Impact of smoking cessation therapy on health-related quality of life.

Autor: Tomioka H; Department of Respiratory Medicine , Kobe City Medical Center West Hospital , Kobe, Hyogo , Japan., Sekiya R; Department of Respiratory Medicine , Kobe City Medical Center West Hospital , Kobe, Hyogo , Japan., Nishio C; Department of Respiratory Medicine , Kobe City Medical Center West Hospital , Kobe, Hyogo , Japan., Ishimoto G; Department of Pharmacy , Kobe City Medical Center West Hospital , Kobe, Hyogo , Japan.
Jazyk: angličtina
Zdroj: BMJ open respiratory research [BMJ Open Respir Res] 2014 Aug 28; Vol. 1 (1), pp. e000047. Date of Electronic Publication: 2014 Aug 28 (Print Publication: 2014).
DOI: 10.1136/bmjresp-2014-000047
Abstrakt: Background: Smoking is associated with poor health-related quality of life (HRQL); however, there are few data regarding effects of smoking cessation treatment on HRQL. The purpose of this study was to describe changes in HRQL after smoking cessation treatment and to elucidate factors influencing this improvement in HRQL.
Setting: Smoking cessation clinic at a 358-bed community teaching hospital in Japan.
Methods: We conducted a prospective cohort study of cigarette smokers who participated in a 3-month smoking cessation programme.

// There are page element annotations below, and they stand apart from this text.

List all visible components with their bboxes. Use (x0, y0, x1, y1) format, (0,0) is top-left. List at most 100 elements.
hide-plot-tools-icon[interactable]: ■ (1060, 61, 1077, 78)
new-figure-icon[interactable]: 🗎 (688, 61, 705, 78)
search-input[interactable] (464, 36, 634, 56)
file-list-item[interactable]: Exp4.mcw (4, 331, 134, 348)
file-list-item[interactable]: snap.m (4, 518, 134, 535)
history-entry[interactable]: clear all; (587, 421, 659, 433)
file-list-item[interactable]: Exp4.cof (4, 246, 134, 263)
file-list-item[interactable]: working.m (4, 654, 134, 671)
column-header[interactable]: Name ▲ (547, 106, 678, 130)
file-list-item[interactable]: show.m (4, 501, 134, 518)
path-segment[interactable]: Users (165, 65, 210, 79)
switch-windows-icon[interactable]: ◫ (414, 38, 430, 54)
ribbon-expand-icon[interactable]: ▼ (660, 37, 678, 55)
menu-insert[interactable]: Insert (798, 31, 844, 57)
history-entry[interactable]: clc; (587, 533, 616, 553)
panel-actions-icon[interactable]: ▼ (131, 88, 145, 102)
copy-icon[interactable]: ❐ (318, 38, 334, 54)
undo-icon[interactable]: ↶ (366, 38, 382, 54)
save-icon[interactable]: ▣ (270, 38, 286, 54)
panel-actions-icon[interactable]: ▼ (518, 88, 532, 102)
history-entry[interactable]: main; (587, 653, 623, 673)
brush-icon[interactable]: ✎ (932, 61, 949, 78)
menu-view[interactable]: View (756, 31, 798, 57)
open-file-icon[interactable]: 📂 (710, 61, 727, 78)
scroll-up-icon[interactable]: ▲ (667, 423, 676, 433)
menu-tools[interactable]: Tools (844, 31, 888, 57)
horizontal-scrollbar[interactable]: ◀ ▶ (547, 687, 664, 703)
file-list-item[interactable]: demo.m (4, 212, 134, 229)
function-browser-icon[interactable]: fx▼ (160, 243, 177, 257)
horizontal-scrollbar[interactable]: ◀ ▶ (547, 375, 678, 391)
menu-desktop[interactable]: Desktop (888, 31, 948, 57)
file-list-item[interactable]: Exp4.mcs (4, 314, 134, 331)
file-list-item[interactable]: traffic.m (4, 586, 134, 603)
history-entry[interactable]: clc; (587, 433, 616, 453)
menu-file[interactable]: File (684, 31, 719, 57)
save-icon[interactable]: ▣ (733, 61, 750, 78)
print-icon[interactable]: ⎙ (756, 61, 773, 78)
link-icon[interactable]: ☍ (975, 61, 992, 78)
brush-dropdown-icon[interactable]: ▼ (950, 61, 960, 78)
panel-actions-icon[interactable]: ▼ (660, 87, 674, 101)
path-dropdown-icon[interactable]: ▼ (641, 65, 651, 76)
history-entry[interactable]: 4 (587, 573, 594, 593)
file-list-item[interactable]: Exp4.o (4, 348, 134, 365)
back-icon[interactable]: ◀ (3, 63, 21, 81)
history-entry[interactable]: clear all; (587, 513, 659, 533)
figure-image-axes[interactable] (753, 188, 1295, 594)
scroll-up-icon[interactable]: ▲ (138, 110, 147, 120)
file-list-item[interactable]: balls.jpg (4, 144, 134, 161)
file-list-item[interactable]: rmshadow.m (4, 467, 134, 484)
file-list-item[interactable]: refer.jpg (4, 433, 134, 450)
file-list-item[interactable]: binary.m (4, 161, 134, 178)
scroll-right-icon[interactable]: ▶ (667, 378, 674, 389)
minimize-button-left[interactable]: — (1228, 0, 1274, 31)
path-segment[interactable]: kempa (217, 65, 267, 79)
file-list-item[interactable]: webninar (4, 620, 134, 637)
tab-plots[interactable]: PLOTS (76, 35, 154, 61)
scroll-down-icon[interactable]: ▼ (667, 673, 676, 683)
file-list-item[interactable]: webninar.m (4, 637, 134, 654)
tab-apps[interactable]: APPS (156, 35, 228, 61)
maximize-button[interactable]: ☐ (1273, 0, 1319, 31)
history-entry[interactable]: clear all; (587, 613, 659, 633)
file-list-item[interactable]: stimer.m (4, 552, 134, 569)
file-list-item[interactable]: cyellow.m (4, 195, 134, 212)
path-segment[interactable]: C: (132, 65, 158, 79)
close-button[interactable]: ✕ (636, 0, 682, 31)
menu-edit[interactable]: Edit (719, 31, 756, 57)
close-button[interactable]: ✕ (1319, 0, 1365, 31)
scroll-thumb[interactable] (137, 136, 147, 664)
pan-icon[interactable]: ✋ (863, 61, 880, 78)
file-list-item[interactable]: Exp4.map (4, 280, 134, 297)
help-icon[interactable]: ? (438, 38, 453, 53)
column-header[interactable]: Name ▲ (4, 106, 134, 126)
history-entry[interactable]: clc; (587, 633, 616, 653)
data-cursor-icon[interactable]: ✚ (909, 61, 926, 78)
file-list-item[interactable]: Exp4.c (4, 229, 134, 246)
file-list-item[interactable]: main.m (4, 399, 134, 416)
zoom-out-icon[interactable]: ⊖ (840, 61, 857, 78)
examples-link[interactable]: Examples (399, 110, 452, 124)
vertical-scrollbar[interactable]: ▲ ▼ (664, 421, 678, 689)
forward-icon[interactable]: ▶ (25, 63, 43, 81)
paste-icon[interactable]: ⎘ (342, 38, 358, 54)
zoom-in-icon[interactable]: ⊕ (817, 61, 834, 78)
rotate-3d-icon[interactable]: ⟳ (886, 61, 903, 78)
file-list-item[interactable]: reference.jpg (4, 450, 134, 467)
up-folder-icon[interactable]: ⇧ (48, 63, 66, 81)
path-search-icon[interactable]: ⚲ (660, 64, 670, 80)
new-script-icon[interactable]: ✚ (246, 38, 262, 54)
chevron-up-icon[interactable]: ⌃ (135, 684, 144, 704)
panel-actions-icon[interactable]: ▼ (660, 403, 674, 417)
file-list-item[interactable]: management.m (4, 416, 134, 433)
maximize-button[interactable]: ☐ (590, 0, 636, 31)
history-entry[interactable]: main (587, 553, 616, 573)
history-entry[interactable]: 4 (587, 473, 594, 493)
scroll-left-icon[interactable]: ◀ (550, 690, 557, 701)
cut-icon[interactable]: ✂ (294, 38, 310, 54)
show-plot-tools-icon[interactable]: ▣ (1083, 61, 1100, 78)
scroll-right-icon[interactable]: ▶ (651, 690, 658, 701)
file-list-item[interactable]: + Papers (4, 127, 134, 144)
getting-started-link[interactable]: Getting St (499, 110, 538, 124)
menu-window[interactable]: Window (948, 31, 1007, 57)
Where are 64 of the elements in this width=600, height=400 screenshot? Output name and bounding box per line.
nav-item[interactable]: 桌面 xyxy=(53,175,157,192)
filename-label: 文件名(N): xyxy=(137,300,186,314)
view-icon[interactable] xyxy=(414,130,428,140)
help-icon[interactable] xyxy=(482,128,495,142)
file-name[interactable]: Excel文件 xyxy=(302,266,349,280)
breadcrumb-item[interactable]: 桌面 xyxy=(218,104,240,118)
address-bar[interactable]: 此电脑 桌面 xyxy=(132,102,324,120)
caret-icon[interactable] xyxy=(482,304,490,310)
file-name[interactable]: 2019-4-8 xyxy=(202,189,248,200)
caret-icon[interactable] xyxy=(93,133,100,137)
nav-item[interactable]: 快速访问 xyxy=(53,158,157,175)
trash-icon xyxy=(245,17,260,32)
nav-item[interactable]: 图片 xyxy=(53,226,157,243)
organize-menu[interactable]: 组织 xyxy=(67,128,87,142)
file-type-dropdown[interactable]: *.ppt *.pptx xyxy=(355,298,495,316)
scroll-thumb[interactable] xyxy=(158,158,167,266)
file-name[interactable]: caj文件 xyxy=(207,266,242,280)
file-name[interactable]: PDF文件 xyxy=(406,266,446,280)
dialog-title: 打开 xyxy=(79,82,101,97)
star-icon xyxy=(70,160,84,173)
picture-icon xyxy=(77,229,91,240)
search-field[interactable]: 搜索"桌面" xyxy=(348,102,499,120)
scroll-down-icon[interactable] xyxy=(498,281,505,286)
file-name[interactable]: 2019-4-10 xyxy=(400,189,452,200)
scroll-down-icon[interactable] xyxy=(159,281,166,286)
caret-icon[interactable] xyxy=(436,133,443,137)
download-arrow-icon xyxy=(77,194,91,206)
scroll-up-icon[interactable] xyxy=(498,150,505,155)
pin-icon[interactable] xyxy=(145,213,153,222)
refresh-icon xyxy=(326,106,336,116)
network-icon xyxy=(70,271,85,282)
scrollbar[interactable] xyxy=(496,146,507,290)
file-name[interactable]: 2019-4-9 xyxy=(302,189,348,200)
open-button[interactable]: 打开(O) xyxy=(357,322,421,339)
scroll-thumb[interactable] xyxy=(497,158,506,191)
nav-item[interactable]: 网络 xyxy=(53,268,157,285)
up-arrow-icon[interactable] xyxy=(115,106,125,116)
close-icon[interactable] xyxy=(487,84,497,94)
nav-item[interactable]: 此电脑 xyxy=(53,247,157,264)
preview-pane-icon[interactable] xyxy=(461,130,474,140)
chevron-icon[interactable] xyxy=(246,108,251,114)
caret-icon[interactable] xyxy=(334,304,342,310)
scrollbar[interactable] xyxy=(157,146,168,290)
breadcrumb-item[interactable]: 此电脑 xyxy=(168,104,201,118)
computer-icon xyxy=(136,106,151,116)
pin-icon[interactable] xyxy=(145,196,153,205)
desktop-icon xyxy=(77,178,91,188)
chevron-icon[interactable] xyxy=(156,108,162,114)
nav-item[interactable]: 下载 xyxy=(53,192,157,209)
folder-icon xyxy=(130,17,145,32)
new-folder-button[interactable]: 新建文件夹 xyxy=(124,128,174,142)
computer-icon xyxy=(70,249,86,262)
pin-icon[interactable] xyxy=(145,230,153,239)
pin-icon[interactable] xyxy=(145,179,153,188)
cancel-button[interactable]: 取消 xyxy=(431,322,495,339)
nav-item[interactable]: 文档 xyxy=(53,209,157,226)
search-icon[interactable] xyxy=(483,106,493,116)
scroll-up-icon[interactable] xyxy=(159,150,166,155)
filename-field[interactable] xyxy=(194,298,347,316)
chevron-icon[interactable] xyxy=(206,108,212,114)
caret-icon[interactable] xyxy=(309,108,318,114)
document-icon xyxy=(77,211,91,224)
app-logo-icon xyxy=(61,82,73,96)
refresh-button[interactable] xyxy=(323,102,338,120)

HRQL was assessed at baseline and at the end of the programme using the St. George's Respiratory Questionnaire (SGRQ). The abstinence was subjected to verification by an exhaled CO level of ≤10 ppm.
Results: Of 570 participants in the programme, 277 (mean age: 60.9±12.2 y, male/female=180/97) were eligible; excluded were 277 participants who dropped out of the programme and 16 for whom SGRQs were not available or were incomplete. Initial prescribed pharmacotherapy was transdermal nicotine patches in 160 participants and varenicline in 117. At 12 weeks, SGRQ scores improved significantly as follows (mean±SD): Δ symptoms score, -5.7±16.0; Δ activity score, -4.4±18.3; Δ impact score, -5.3±13.5 and Δ total score, -5.1±12.2 (p<0.0001 in all cases). There were no significant differences in changes in SGRQ scores between quitters (n=183) and continuous smokers (n=94). In a multivariate analysis, only the average nicotine addiction level according to the Tobacco Dependence Screener test was associated with a clinically significant improvement in the SGRQ (OR 1.35 (95% CI 1.15 to 1.59)). Marked reduction in number of cigarettes smoked with a corresponding low median exhaled CO level of 7 ppm in continuous smokers following therapy was observed.
Conclusions: Smoking cessation treatment improved HRQL regardless of quit status. Baseline nicotine addiction level was predictive of that improvement.